Aiming for perfection in Kyudo


  • Focus
  • Saturday, 06 Jul 2019

Kyudo is slow-paced Japanese archery that is also considered a martial art. — Photos: SAM THAM/The Star

AS I squinted while aiming for the bullseye of the target less than 10m away, my right hand felt the tension of the bowstring that was pulled as far back to my ear.

Controlling my breathing, I was ready for the final shot only to find my left arm trembling slightly.

As I released, the arrow skewed towards the right and landed far from the bullseye, but still hitting the target.

My maiden experience with Kyudo was a pleasant and eye-opening one.

Trainees learning proper bow handling using a wooden grip and a rubber band.

Trainees learning proper bow handling using a wooden grip and a rubber band.

“You might have flicked the bow to the right a little while shooting.

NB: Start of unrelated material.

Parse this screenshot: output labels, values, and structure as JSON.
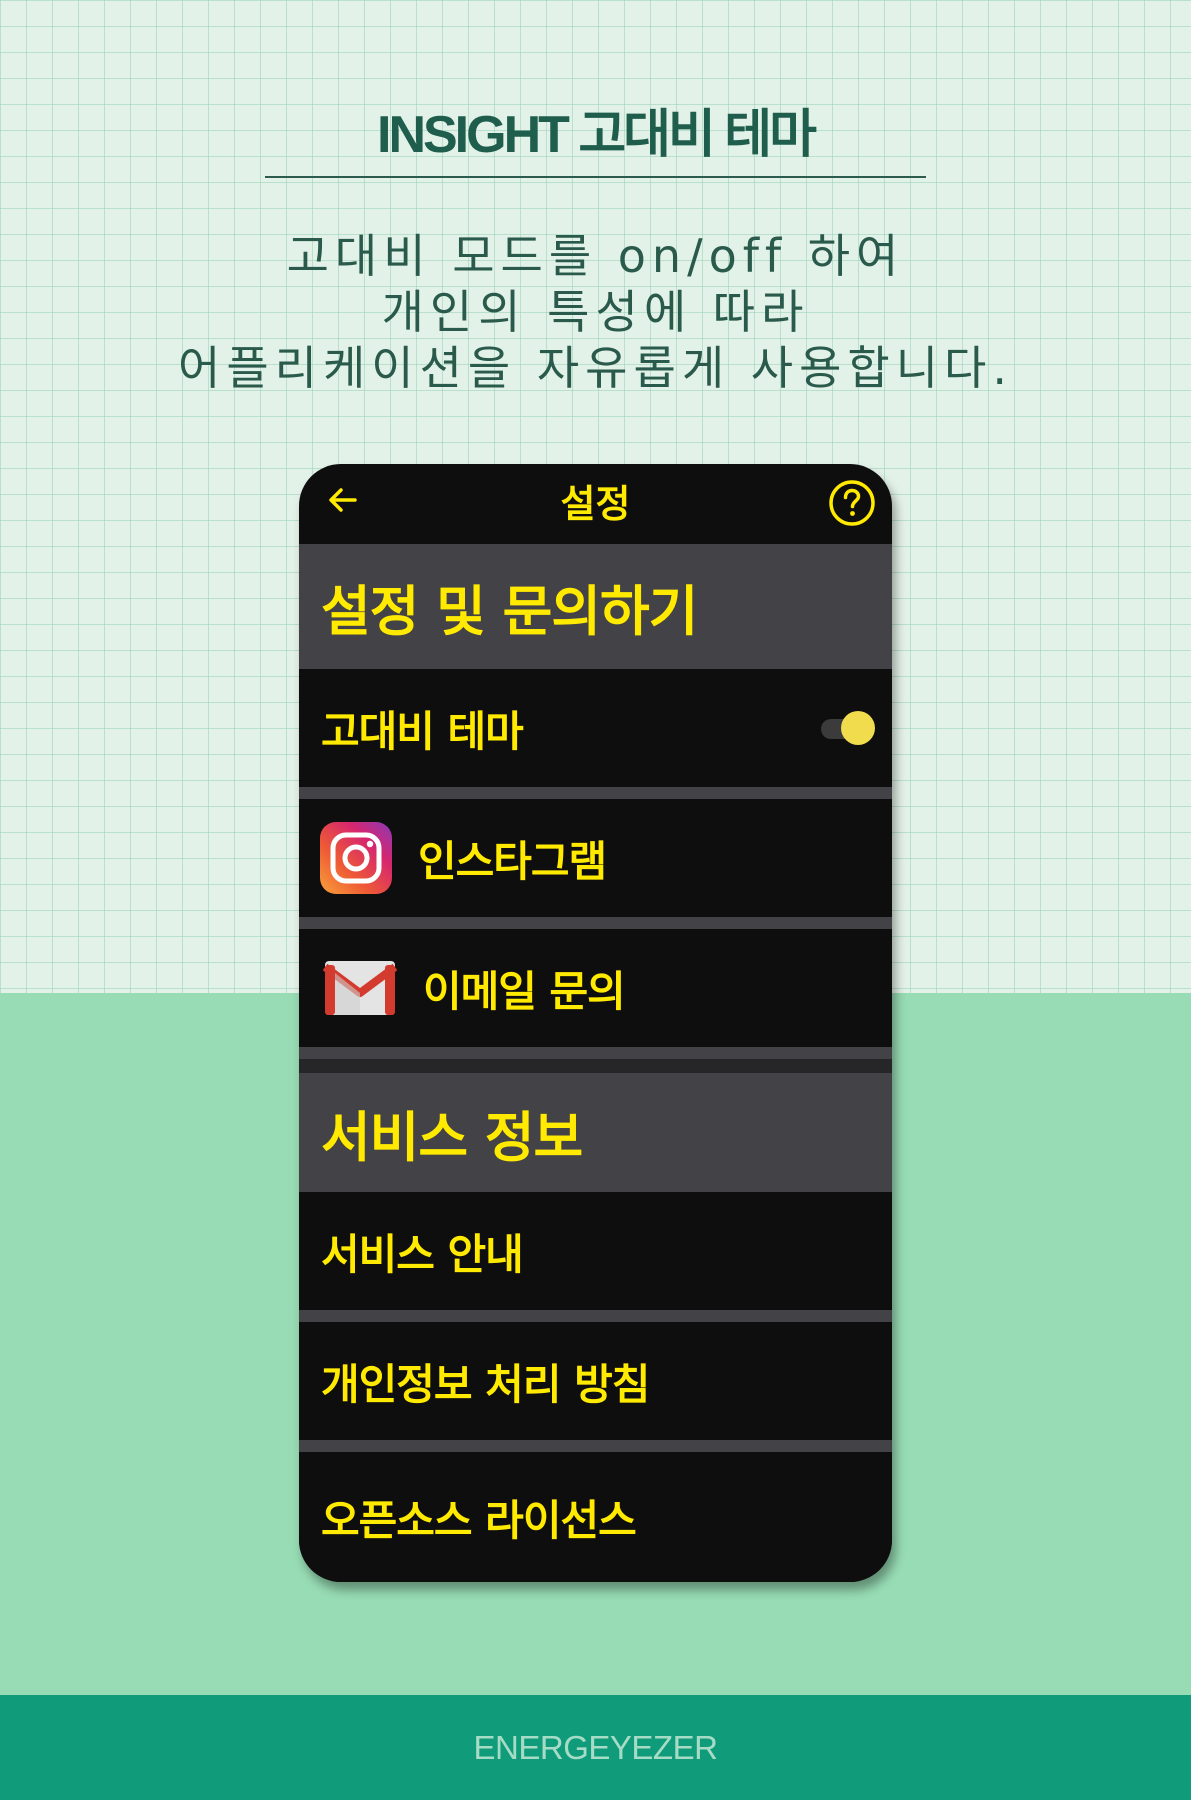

“If you can perfect the Shaho-Hassetsu (principles of shooting), you will hit the target accurately,” said president of the Kuala Lumpur and Selangor Kyudo Club Jim Ng.

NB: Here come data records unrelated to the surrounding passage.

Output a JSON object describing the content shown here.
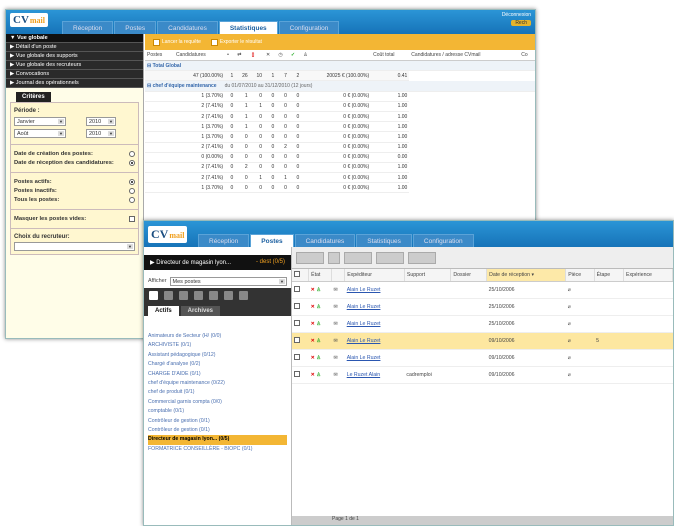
{
  "window1": {
    "logo": {
      "text": "CV",
      "suffix": "mail"
    },
    "tabs": [
      "Réception",
      "Postes",
      "Candidatures",
      "Statistiques",
      "Configuration"
    ],
    "top_right": {
      "line1": "Déconnexion",
      "badge": "Rech"
    },
    "nav": [
      "Vue globale",
      "Détail d'un poste",
      "Vue globale des supports",
      "Vue globale des recruteurs",
      "Convocations",
      "Journal des opérationnels"
    ],
    "criteria_tab": "Critères",
    "period_label": "Période :",
    "period_from": {
      "month": "Janvier",
      "year": "2010"
    },
    "period_to": {
      "month": "Août",
      "year": "2010"
    },
    "date_options": [
      {
        "label": "Date de création des postes:",
        "checked": false
      },
      {
        "label": "Date de réception des candidatures:",
        "checked": true
      }
    ],
    "post_options": [
      {
        "label": "Postes actifs:",
        "checked": true
      },
      {
        "label": "Postes inactifs:",
        "checked": false
      },
      {
        "label": "Tous les postes:",
        "checked": false
      }
    ],
    "hide_empty": "Masquer les postes vides:",
    "recruiter_label": "Choix du recruteur:",
    "toolbar": {
      "run": "Lancer la requête",
      "export": "Exporter le résultat"
    },
    "headers": [
      "Postes",
      "Candidatures",
      "",
      "",
      "",
      "",
      "",
      "",
      "",
      "Coût total",
      "Candidatures / adresse CVmail",
      "Co"
    ],
    "total_label": "Total Global",
    "total_row": [
      "47 (100.00%)",
      "1",
      "26",
      "10",
      "1",
      "7",
      "2",
      "20025 € (100.00%)",
      "0.41"
    ],
    "group_label": "chef d'équipe maintenance",
    "group_period": "du 01/07/2010 au 31/12/2010 (12 jours)",
    "rows": [
      [
        "1 (3.70%)",
        "0",
        "1",
        "0",
        "0",
        "0",
        "0",
        "0 € (0.00%)",
        "1.00"
      ],
      [
        "2 (7.41%)",
        "0",
        "1",
        "1",
        "0",
        "0",
        "0",
        "0 € (0.00%)",
        "1.00"
      ],
      [
        "2 (7.41%)",
        "0",
        "1",
        "0",
        "0",
        "0",
        "0",
        "0 € (0.00%)",
        "1.00"
      ],
      [
        "1 (3.70%)",
        "0",
        "1",
        "0",
        "0",
        "0",
        "0",
        "0 € (0.00%)",
        "1.00"
      ],
      [
        "1 (3.70%)",
        "0",
        "0",
        "0",
        "0",
        "0",
        "0",
        "0 € (0.00%)",
        "1.00"
      ],
      [
        "2 (7.41%)",
        "0",
        "0",
        "0",
        "0",
        "2",
        "0",
        "0 € (0.00%)",
        "1.00"
      ],
      [
        "0 (0.00%)",
        "0",
        "0",
        "0",
        "0",
        "0",
        "0",
        "0 € (0.00%)",
        "0.00"
      ],
      [
        "2 (7.41%)",
        "0",
        "2",
        "0",
        "0",
        "0",
        "0",
        "0 € (0.00%)",
        "1.00"
      ],
      [
        "2 (7.41%)",
        "0",
        "0",
        "1",
        "0",
        "1",
        "0",
        "0 € (0.00%)",
        "1.00"
      ],
      [
        "1 (3.70%)",
        "0",
        "0",
        "0",
        "0",
        "0",
        "0",
        "0 € (0.00%)",
        "1.00"
      ]
    ]
  },
  "window2": {
    "logo": {
      "text": "CV",
      "suffix": "mail"
    },
    "tabs": [
      "Réception",
      "Postes",
      "Candidatures",
      "Statistiques",
      "Configuration"
    ],
    "job_title": "Directeur de magasin lyon...",
    "job_count": "- dest (0/5)",
    "display_label": "Afficher",
    "display_value": "Mes postes",
    "subtabs": [
      "Actifs",
      "Archives"
    ],
    "posts": [
      "Animateurs de Secteur (H/ (0/0)",
      "ARCHIVISTE (0/1)",
      "Assistant pédagogique (0/12)",
      "Chargé d'analyse (0/2)",
      "CHARGE D'AIDE (0/1)",
      "chef d'équipe maintenance (0/22)",
      "chef de produit (0/1)",
      "Commercial garnis compta (0/0)",
      "comptable (0/1)",
      "Contrôleur de gestion (0/1)",
      "Contrôleur de gestion (0/1)",
      "Directeur de magasin lyon... (0/5)",
      "FORMATRICE CONSEILLÈRE - BIOPC (0/1)"
    ],
    "headers": [
      "",
      "État",
      "",
      "Expéditeur",
      "Support",
      "Dossier",
      "Date de réception",
      "Pièce",
      "Étape",
      "Expérience"
    ],
    "rows": [
      {
        "sender": "Alain Le Ruzet",
        "support": "",
        "date": "25/10/2006",
        "step": "",
        "highlight": false
      },
      {
        "sender": "Alain Le Ruzet",
        "support": "",
        "date": "25/10/2006",
        "step": "",
        "highlight": false
      },
      {
        "sender": "Alain Le Ruzet",
        "support": "",
        "date": "25/10/2006",
        "step": "",
        "highlight": false
      },
      {
        "sender": "Alain Le Ruzet",
        "support": "",
        "date": "09/10/2006",
        "step": "5",
        "highlight": true
      },
      {
        "sender": "Alain Le Ruzet",
        "support": "",
        "date": "09/10/2006",
        "step": "",
        "highlight": false
      },
      {
        "sender": "Le Ruzet Alain",
        "support": "cadremploi",
        "date": "09/10/2006",
        "step": "",
        "highlight": false
      }
    ],
    "pager": "Page 1 de 1"
  }
}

Shaho-Hassetsu refers to the eight stages of shooting in Kyudo in that trainees must perfect in the art of the slow-paced Japanese archery, which is also considered a martial art.

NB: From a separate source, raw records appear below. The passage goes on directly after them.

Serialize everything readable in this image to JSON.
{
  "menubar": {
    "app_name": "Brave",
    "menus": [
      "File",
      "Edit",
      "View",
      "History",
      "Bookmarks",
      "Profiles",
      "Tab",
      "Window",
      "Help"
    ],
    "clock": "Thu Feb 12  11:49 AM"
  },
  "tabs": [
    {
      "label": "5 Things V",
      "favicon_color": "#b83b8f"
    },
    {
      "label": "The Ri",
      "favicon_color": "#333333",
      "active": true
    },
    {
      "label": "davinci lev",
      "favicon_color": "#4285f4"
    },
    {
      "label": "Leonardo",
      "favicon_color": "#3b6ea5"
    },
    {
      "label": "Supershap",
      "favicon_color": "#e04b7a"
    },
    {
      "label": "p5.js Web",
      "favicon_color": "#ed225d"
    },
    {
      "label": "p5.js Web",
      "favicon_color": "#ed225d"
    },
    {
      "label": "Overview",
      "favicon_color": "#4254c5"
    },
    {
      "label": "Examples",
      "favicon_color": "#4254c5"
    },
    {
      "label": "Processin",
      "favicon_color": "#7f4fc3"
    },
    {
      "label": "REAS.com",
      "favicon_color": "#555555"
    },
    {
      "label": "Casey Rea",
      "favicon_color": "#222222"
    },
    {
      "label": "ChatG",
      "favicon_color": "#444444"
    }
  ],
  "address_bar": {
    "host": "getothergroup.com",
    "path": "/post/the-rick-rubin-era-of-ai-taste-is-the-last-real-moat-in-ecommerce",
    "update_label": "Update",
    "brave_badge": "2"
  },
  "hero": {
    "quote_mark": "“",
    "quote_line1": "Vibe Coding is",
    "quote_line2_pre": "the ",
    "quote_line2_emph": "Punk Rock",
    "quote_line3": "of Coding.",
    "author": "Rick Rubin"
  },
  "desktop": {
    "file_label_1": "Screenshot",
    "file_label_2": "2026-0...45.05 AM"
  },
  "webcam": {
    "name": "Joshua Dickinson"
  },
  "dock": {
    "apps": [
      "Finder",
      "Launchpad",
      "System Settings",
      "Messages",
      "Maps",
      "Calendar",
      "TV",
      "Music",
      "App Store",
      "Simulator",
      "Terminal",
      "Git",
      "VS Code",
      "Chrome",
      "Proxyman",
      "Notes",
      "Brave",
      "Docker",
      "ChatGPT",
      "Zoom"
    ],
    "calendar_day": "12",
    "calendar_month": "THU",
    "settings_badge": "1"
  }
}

“In Kyudo, we have to follow each step which includes the stance, stabling and straightening the upper part of the body, in preparation for shooting, drawing and releasing the arrow.

“Then, we keep the posture for a while and reflect on the shot.

Shaho-Hassetsu refers to the eight stages of shooting which trainees must perfect to advance in the art of Kyudo.

Shaho-Hassetsu refers to the eight stages of shooting which trainees must perfect to advance in the art of Kyudo.

“When these steps are perfected, one will get an excellent and accurate shot.

“If one misses the target, then it is probably because of incorrect techniques or a lack of focus,” Ng said.

These steps cover both physical and mental awareness while firing an arrow, training the shooter to be more focused and disciplined.

The slightest mistake can result in one missing the target.

Bows and arrows were introduced during wars in Japan in its early years. However, it was in the peaceful Edo or Tokugawa period that archery was pursued as a martial art and developed into Kyudo, which means “the way of the bow”.

“Often, the target is placed 28m away and 9cm from the ground.

Ng demonstrating the strength of the bowstring.

Ng demonstrating the strength of the bowstring.

“It mimics the position of archers’ bodies during the wars then when they knelt on the ground,” Ng said.

Unlike compound or recurve bows, Kyudo bows are longer and do not boast advanced stabilising or aiming features.

A bow’s length is between 221cm and 227cm.

Newbies are taught about Shaho-Hassetsu by using a wooden grip and a rubber band in the place of an actual bow during initial lessons.

They have to master the technique and learn about the stance before shooting an arrow.

While hitting the target in close proximity was no biggie, I realised that Kyudo takes time to master.

A glove protecting the hand that pulls the bowstring.

A glove protecting the hand that pulls the bowstring.

It requires immense concentration just to make a shot. An inexperienced person would definitely waver at the grip of the bow, making it harder to aim.

The brief introduction to Kyudo helped me understand more about Shaho-Hassetsu but it is not something that I can master in a short time.

However, seeing Ng do it with ease made me want to learn more about Kyudo.

“Modern Kyudo has two schools that share different philosophies and techniques.

“Whichever it is, the art is beneficial to anyone,” Ng said.